In the past three years, the company has doubled its political team, according to the Times. New video capabilities on the site and the ability to upload voter files are said to be two of the most important features that the social media giant is providing to the campaigns. What will likely have the biggest impact is how these candidates advertise on the popular platform. Facebook has already made news with its breakdown of data concerning how many people are talking about certain candidates in specific geographical areas, and that’s likely just the beginning.

“They provide something that political campaigns have wanted for, really, as long as there [have] been political campaigns, which is a really precise way to target the people they’re interested in talking to,” Chris Calabrese, the vice president of policy at the Center for Democracy and Technology, told Truthdig.

Facebook collects a massive amount of data from users, and the information candidates can use from that data is extremely valuable to a campaign. Calabrese doesn’t believe Facebook is selling or sharing user information directly, as that data is too valuable to Facebook, but the company is likely having candidates pay to have Facebook show targeted ads based on the data it has collected.

“If they see you’re talking about wind surfing, they can infer you’re probably interested in water sports and recreation generally,” he said. “They also know a lot that they can infer from who we are friends with and who we contact—the people we’re closest to. They infer things from our network.” If most of the people you regularly contact are of a certain mindset and cultural background, then Facebook can be pretty sure that you’re similar to them in certain ways that its system can figure out.

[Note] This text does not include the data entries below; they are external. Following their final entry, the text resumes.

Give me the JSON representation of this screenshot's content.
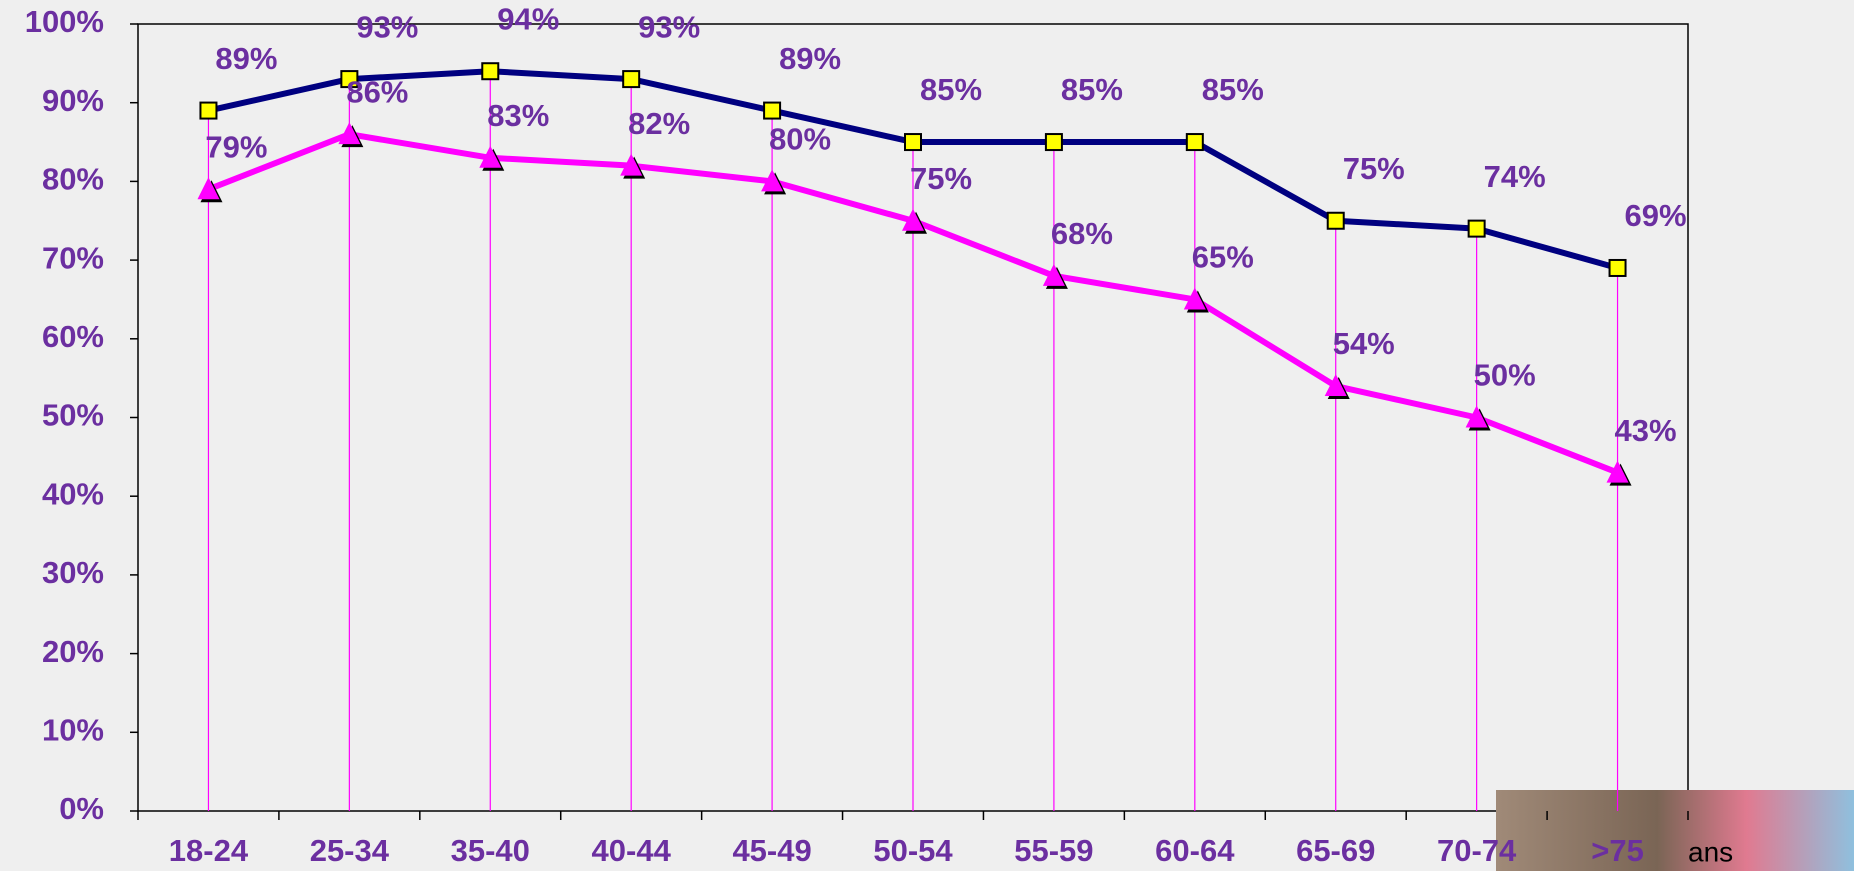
{
  "chart_data": {
    "type": "line",
    "categories": [
      "18-24",
      "25-34",
      "35-40",
      "40-44",
      "45-49",
      "50-54",
      "55-59",
      "60-64",
      "65-69",
      "70-74",
      ">75"
    ],
    "series": [
      {
        "color": "#000080",
        "marker": "square",
        "values": [
          89,
          93,
          94,
          93,
          89,
          85,
          85,
          85,
          75,
          74,
          69
        ],
        "value_labels": [
          "89%",
          "93%",
          "94%",
          "93%",
          "89%",
          "85%",
          "85%",
          "85%",
          "75%",
          "74%",
          "69%"
        ]
      },
      {
        "color": "#ff00ff",
        "marker": "triangle",
        "values": [
          79,
          86,
          83,
          82,
          80,
          75,
          68,
          65,
          54,
          50,
          43
        ],
        "value_labels": [
          "79%",
          "86%",
          "83%",
          "82%",
          "80%",
          "75%",
          "68%",
          "65%",
          "54%",
          "50%",
          "43%"
        ]
      }
    ],
    "ylim": [
      0,
      100
    ],
    "yticks": [
      {
        "value": 0,
        "label": "0%"
      },
      {
        "value": 10,
        "label": "10%"
      },
      {
        "value": 20,
        "label": "20%"
      },
      {
        "value": 30,
        "label": "30%"
      },
      {
        "value": 40,
        "label": "40%"
      },
      {
        "value": 50,
        "label": "50%"
      },
      {
        "value": 60,
        "label": "60%"
      },
      {
        "value": 70,
        "label": "70%"
      },
      {
        "value": 80,
        "label": "80%"
      },
      {
        "value": 90,
        "label": "90%"
      },
      {
        "value": 100,
        "label": "100%"
      }
    ],
    "drop_lines": true,
    "annotation": "ans"
  }
}
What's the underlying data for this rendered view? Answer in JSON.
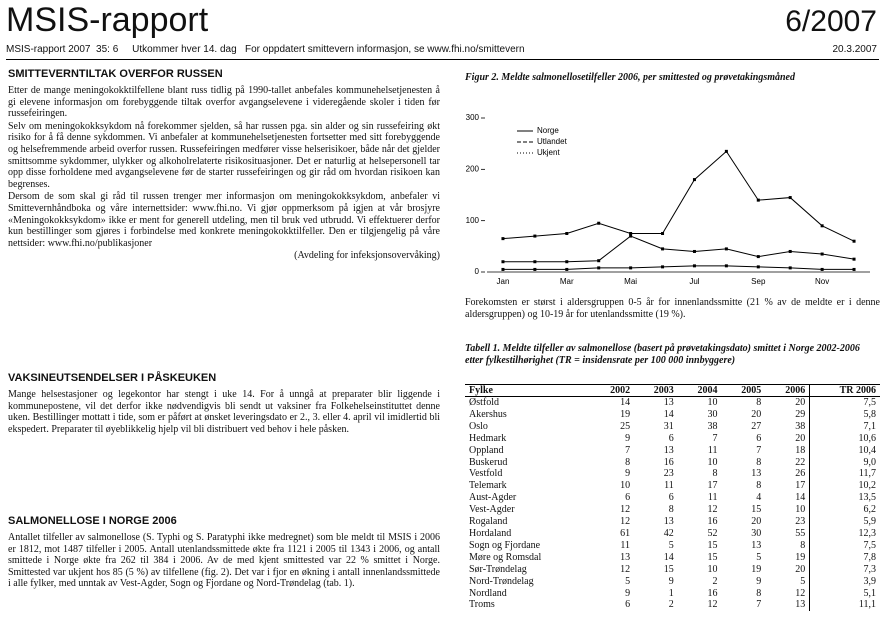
{
  "header": {
    "title": "MSIS-rapport",
    "issue": "6/2007",
    "subline": "MSIS-rapport 2007  35: 6     Utkommer hver 14. dag   For oppdatert smittevern informasjon, se www.fhi.no/smittevern",
    "date": "20.3.2007"
  },
  "sections": [
    {
      "heading": "SMITTEVERNTILTAK OVERFOR RUSSEN",
      "paragraphs": [
        "Etter de mange meningokokktilfellene blant russ tidlig på 1990-tallet anbefales kommunehelsetjenesten å gi elevene informasjon om forebyggende tiltak overfor avgangselevene i videregående skoler i tiden før russefeiringen.",
        "Selv om meningokokksykdom nå forekommer sjelden, så har russen pga. sin alder og sin russefeiring økt risiko for å få denne sykdommen. Vi anbefaler at kommunehelsetjenesten fortsetter med sitt forebyggende og helsefremmende arbeid overfor russen. Russefeiringen medfører visse helserisikoer, både når det gjelder smittsomme sykdommer, ulykker og alkoholrelaterte risikosituasjoner. Det er naturlig at helsepersonell tar opp disse forholdene med avgangselevene før de starter russefeiringen og gir råd om hvordan risikoen kan begrenses.",
        "Dersom de som skal gi råd til russen trenger mer informasjon om meningokokksykdom, anbefaler vi Smittevernhåndboka og våre internettsider: www.fhi.no. Vi gjør oppmerksom på igjen at vår brosjyre «Meningokokksykdom» ikke er ment for generell utdeling, men til bruk ved utbrudd. Vi effektuerer derfor kun bestillinger som gjøres i forbindelse med konkrete meningokokktilfeller. Den er tilgjengelig på våre nettsider: www.fhi.no/publikasjoner"
      ],
      "signature": "(Avdeling for infeksjonsovervåking)"
    },
    {
      "heading": "VAKSINEUTSENDELSER I PÅSKEUKEN",
      "paragraphs": [
        "Mange helsestasjoner og legekontor har stengt i uke 14. For å unngå at preparater blir liggende i kommunepostene, vil det derfor ikke nødvendigvis bli sendt ut vaksiner fra Folkehelseinstituttet denne uken. Bestillinger mottatt i tide, som er påført at ønsket leveringsdato er 2., 3. eller 4. april vil imidlertid bli ekspedert. Preparater til øyeblikkelig hjelp vil bli distribuert ved behov i hele påsken."
      ]
    },
    {
      "heading": "SALMONELLOSE I NORGE 2006",
      "paragraphs": [
        "Antallet tilfeller av salmonellose (S. Typhi og S. Paratyphi ikke medregnet) som ble meldt til MSIS i 2006 er 1812, mot 1487 tilfeller i 2005. Antall utenlandssmittede økte fra 1121 i 2005 til 1343 i 2006, og antall smittede i Norge økte fra 262 til 384 i 2006. Av de med kjent smittested var 22 % smittet i Norge. Smittested var ukjent hos 85 (5 %) av tilfellene (fig. 2). Det var i fjor en økning i antall innenlandssmittede i alle fylker, med unntak av Vest-Agder, Sogn og Fjordane og Nord-Trøndelag (tab. 1)."
      ]
    }
  ],
  "figure": {
    "caption": "Figur 2. Meldte salmonellosetilfeller 2006, per smittested og prøvetakingsmåned",
    "chart_data": {
      "type": "line",
      "categories": [
        "Jan",
        null,
        "Mar",
        null,
        "Mai",
        null,
        "Jul",
        null,
        "Sep",
        null,
        "Nov",
        null
      ],
      "series": [
        {
          "name": "Norge",
          "color": "#000000",
          "values": [
            20,
            20,
            20,
            22,
            70,
            45,
            40,
            45,
            30,
            40,
            35,
            25
          ]
        },
        {
          "name": "Utlandet",
          "color": "#000000",
          "values": [
            65,
            70,
            75,
            95,
            75,
            75,
            180,
            235,
            140,
            145,
            90,
            60
          ]
        },
        {
          "name": "Ukjent",
          "color": "#000000",
          "values": [
            5,
            5,
            5,
            8,
            8,
            10,
            12,
            12,
            10,
            8,
            5,
            5
          ]
        }
      ],
      "ylim": [
        0,
        300
      ],
      "yticks": [
        0,
        100,
        200,
        300
      ]
    },
    "text": "Forekomsten er størst i aldersgruppen 0-5 år for innenlandssmitte (21 % av de meldte er i denne aldersgruppen) og 10-19 år for utenlandssmitte (19 %)."
  },
  "table": {
    "caption": "Tabell 1. Meldte tilfeller av salmonellose (basert på prøvetakingsdato) smittet i Norge 2002-2006 etter fylkestilhørighet (TR = insidensrate per 100 000 innbyggere)",
    "header": [
      "Fylke",
      "2002",
      "2003",
      "2004",
      "2005",
      "2006",
      "TR 2006"
    ],
    "rows": [
      [
        "Østfold",
        "14",
        "13",
        "10",
        "8",
        "20",
        "7,5"
      ],
      [
        "Akershus",
        "19",
        "14",
        "30",
        "20",
        "29",
        "5,8"
      ],
      [
        "Oslo",
        "25",
        "31",
        "38",
        "27",
        "38",
        "7,1"
      ],
      [
        "Hedmark",
        "9",
        "6",
        "7",
        "6",
        "20",
        "10,6"
      ],
      [
        "Oppland",
        "7",
        "13",
        "11",
        "7",
        "18",
        "10,4"
      ],
      [
        "Buskerud",
        "8",
        "16",
        "10",
        "8",
        "22",
        "9,0"
      ],
      [
        "Vestfold",
        "9",
        "23",
        "8",
        "13",
        "26",
        "11,7"
      ],
      [
        "Telemark",
        "10",
        "11",
        "17",
        "8",
        "17",
        "10,2"
      ],
      [
        "Aust-Agder",
        "6",
        "6",
        "11",
        "4",
        "14",
        "13,5"
      ],
      [
        "Vest-Agder",
        "12",
        "8",
        "12",
        "15",
        "10",
        "6,2"
      ],
      [
        "Rogaland",
        "12",
        "13",
        "16",
        "20",
        "23",
        "5,9"
      ],
      [
        "Hordaland",
        "61",
        "42",
        "52",
        "30",
        "55",
        "12,3"
      ],
      [
        "Sogn og Fjordane",
        "11",
        "5",
        "15",
        "13",
        "8",
        "7,5"
      ],
      [
        "Møre og Romsdal",
        "13",
        "14",
        "15",
        "5",
        "19",
        "7,8"
      ],
      [
        "Sør-Trøndelag",
        "12",
        "15",
        "10",
        "19",
        "20",
        "7,3"
      ],
      [
        "Nord-Trøndelag",
        "5",
        "9",
        "2",
        "9",
        "5",
        "3,9"
      ],
      [
        "Nordland",
        "9",
        "1",
        "16",
        "8",
        "12",
        "5,1"
      ],
      [
        "Troms",
        "6",
        "2",
        "12",
        "7",
        "13",
        "11,1"
      ]
    ]
  }
}
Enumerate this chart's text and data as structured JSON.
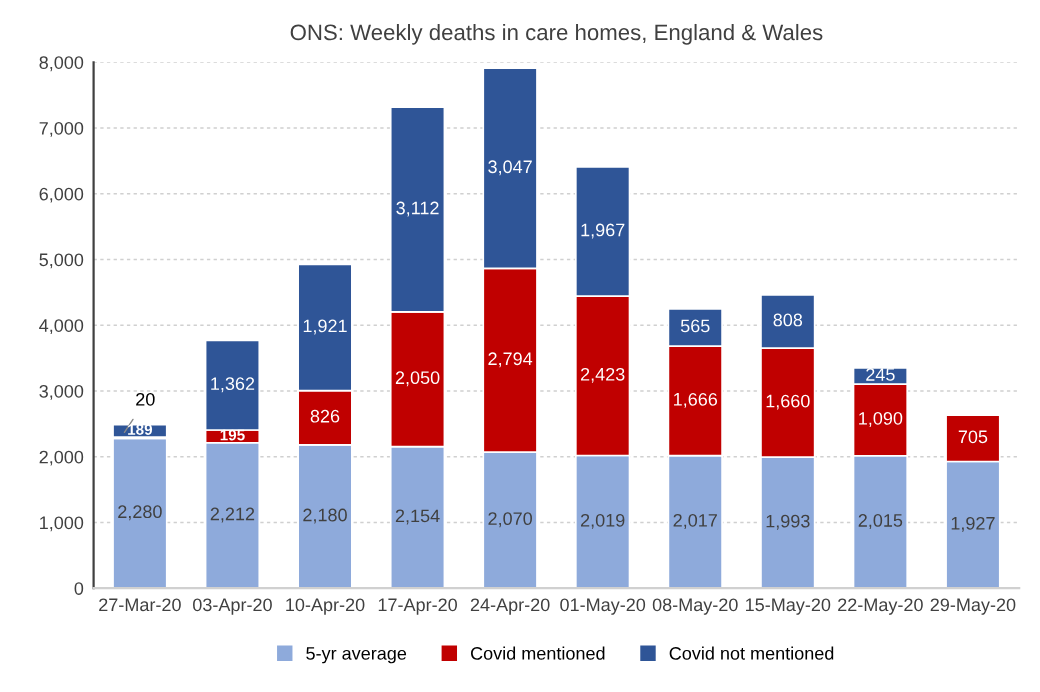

This is a concern, Calabrese said, because it could completely change the playing field in the political arena. If Facebook knows you’re a liberal woman in Oregon who wants to protect the environment, it can tailor ads to make a politician appear to be in line with your ideals, even if that isn’t entirely the case. “The danger is that you can be all things to all people,” Calabrese said. “Ultimately, if you’re sort of saying radically different things about your positions, not changing them but emphasizing them in very different ways, it’s going to be much harder for individuals to assess you as a candidate.”

Say, for example, that good ol’ Donald Trump has said he’s interested in protecting a certain wildlife refuge (for whatever reason), but overall he’s not a huge fan of maintaining environmental standards and regulations. Facebook could just focus on the one time he said something you might agree with and show you that information.

Daniel Kreiss, an assistant professor in the School of Media and Journalism at the University of North Carolina at Chapel Hill, said he’s not particularly concerned about targeted advertising. “It’s really hard to create personalized communications for individual people,” he told Truthdig. Kreiss said it would take far too much manpower and time to create very specific advertisements for so many users and that it’s more likely the ads will target general groups such as environmentalists, people against taxes or people with an interest in health care. “The way I tend to look at this is that it will enable campaigns to really make an appeal and break through the rest of the noise and clutter that goes on around elections,” he said. Perhaps a candidate who is getting slammed over something innocuous on television will be able to deliver a clearer message over Facebook.

Kreiss also said he doesn’t foresee any privacy concerns that are any different from the concerns some people already have when it comes to advertisers using people’s browsing habits to target people. “I don’t think it raises any fundamentally new questions outside of the broader context of the debate over privacy we’ve been having for a longer period of time,” he said.

Calabrese believes one step that should be taken to increase transparency and help voters make educated decisions is to have some kind of disclaimer on political Facebook ads that explains why the person is receiving the advertisement. “You’re seeing this because you follow the NRA and have identified yourself as a Republican,” one disclaimer might say. In that way, people might at least realize they are being targeted and why.

One thing everyone seems to agree on is that this is a growing industry, and business models like the one Facebook is pioneering will likely shape the future of political advertising. For better or worse, political campaigns are about to become more streamlined and effective than ever before.

That being said, we will at least be able to Google any claims made in those ads to try to figure out if they are accurate or not.